幕間-11 筆頭公爵家メイド長のある夜

「『武器防具大全 新版』『武器防具大全 旧版』に『忍大観 壱』『忍大観 弐』『幻術の手引』。そして『変化の手引・幻編』の予備分。……壮観ですねえ」


 筆頭公爵家メイド長としての一日の業務を終え、巻絹は全く年齢を感じさせないその若々しい外見には不似合いな、然しながらその筋の者からしたら垂涎の的となるであろう書物達の背表紙を眺め、陶然としていた。


 本当ならば、浄化その他の魔法が付与されており、飲食をしながらでも安心して読む事ができるこの本達を、気に入りの紅茶と共に楽しみたい所だが、そうもいかない。


 長年のパートナーにして最愛の夫、筆頭公爵家の執事長は、今現在、末の姫様付きメイド見習いである孫娘の修練に精を出しているのだから。


 元々、巻絹とその夫の家々は爵位持ちでありながら筆頭公爵家に仕える事を喜びとしていた。

 それが、巻絹達の代で一つの家となり、爵位も上がったが、益々筆頭公爵家への忠信は増すばかり。それは娘や息子にも受け継がれ、孫娘にもまた継がれている。
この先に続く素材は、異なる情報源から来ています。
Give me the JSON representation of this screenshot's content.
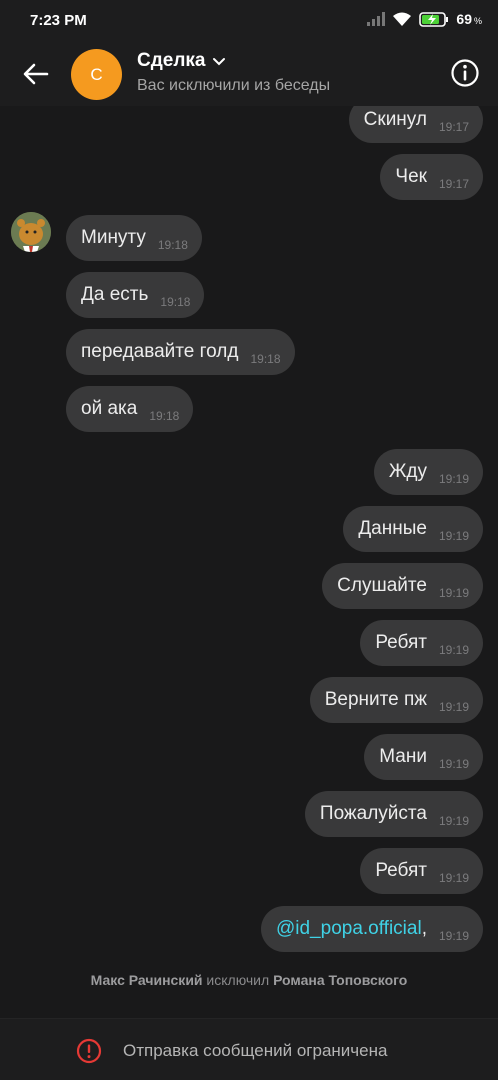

 然しながら、末の姫様と巻絹達が敬うナーハルテ・フォン・プラティウム様に仕える為には、筆頭公爵家への敬意だけを持っていてはならない。


 言うまでもなく、末の姫様のご婚約者、第三王子殿下が魂の転生を行われたコヨミ王国初代国王陛下の末裔様であられる事を孫娘に伝えれば、殿下に対する尊意はしぜんに生じるだろうが、そうもいかない。


 誓約対象になるこの事項を知る者になるのは、精霊王様直参の高位精霊殿の許可を頂いた者のみ。
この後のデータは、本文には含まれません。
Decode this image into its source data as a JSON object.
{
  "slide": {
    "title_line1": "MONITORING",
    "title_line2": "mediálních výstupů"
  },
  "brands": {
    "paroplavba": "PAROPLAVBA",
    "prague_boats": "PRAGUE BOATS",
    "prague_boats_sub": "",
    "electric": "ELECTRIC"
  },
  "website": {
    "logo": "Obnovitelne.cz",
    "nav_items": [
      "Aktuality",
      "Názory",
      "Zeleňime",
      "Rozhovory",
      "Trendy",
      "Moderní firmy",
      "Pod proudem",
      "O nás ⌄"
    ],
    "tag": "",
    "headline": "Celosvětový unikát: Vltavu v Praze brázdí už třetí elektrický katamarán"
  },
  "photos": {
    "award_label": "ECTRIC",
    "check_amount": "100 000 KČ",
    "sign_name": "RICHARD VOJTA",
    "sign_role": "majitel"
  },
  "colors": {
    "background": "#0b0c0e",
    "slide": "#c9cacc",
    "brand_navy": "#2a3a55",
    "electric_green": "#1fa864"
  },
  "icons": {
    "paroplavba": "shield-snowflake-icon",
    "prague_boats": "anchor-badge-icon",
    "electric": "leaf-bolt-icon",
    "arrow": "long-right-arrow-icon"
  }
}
 その中に、筆頭公爵様のご見解によって自分と夫を加えて頂いた事を思うと、身を引き締めずにはいられない思いだ。


 孫娘には才能がある。

 筆頭公爵家、ナーハルテ様への忠信は年の頃からすれば評価をしても良い。

 然しながら、全てを知らずに第三王子殿下への敬意を深めさせる為には、育ての名手である夫に励んでもらうより他に無い。
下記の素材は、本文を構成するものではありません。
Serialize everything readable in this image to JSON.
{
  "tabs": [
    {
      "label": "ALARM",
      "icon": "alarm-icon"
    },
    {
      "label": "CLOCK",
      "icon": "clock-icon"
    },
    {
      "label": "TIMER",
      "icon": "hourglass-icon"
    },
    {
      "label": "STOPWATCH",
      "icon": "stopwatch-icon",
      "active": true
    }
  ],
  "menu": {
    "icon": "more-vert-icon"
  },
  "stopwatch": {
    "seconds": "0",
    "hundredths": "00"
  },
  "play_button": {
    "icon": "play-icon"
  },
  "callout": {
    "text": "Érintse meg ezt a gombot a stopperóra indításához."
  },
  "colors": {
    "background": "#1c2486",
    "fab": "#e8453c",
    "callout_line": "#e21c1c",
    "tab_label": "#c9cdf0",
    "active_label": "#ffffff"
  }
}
 そうして心身共に成長ができたならば、もしかしたら。


「……ですから、は私が担当しませんとね」


 気配を感じ、巻絹は闇夜に跳躍する。


 闇の中には、招かれざる者達。


 依頼内容は、筆頭公爵家に侵入し、公爵家の末の令嬢の寝室に忍ぶ事。

 忍ぶだけで良い。むしろ、それ以外は決して侵さぬ様に。

 それすらも、未婚の筆頭公爵令嬢にとってどれ程の汚点になる事か。


「……忍ぶ事のみに専念したのは褒めて差し上げます。仮にですが、筆頭公爵家のお方々に触れる様な真似をされましたら、力を入れてしまう所でした」


 賊の首領は、正直、何が起きたかを理解できていなかった。


 恐らく、筆頭公爵家の塀の位置を確認した瞬間だ。


 高いな、それに防御魔法が……と考えた瞬間、何かが現れ、そして今、頸動脈を的確に狙われている。


 任務遂行の為、暗視魔道具を付けている自分達とは違い、相手は恐らく裸眼、そして女性。更に服装は……。


 まさか。

「闇の中を己の姿を消して舞う存在。……最強の守護戦士、濡烏ぬれがらす?……メイドに化けた、という噂は真実だったのか」


 闇夜に舞う美しい達人、濡烏。

 闇の世界の住人でその名前を知らない者は二流以下、と言われる存在。


 伝説に仕留めてもらえるなら本望、とばかりに戦意喪失した連中にとどめを刺すことなく、巻絹は全員を捕縛する。


「……どうするつもりだ。これでも俺達は一応専業者、情報を漏らす前に自らこの世からいなくなる位の矜持はあるぞ」

「それは、無理に聞き出した場合でしょう。貴方達が、心から話したい、と思う様にすれば良いのです。詮無いこと。こちらには、育ての名手がおりますから。それから、私はメイドです。濡烏などと、まるで戦闘者の様にお呼びになるのはお止めください」

「……育ての、とはまさか烏羽からすば?」

 

 なんてこった、と全員が天を仰ぐ。


 噂は本当だった。最強の二人、烏羽と濡烏が手を組み、ある家を守護しているという恐ろしい噂。


「二つの家がこちら様をお守りしていましたのは王国成立時からなのですが。……確認致しますが、まだ何かなさろうという方はおられますか?」


 美しく微笑む巻絹の、全身から溢れ出た圧倒的な魔力。


 声を発する事が出来る者は、そこには存在しなかった。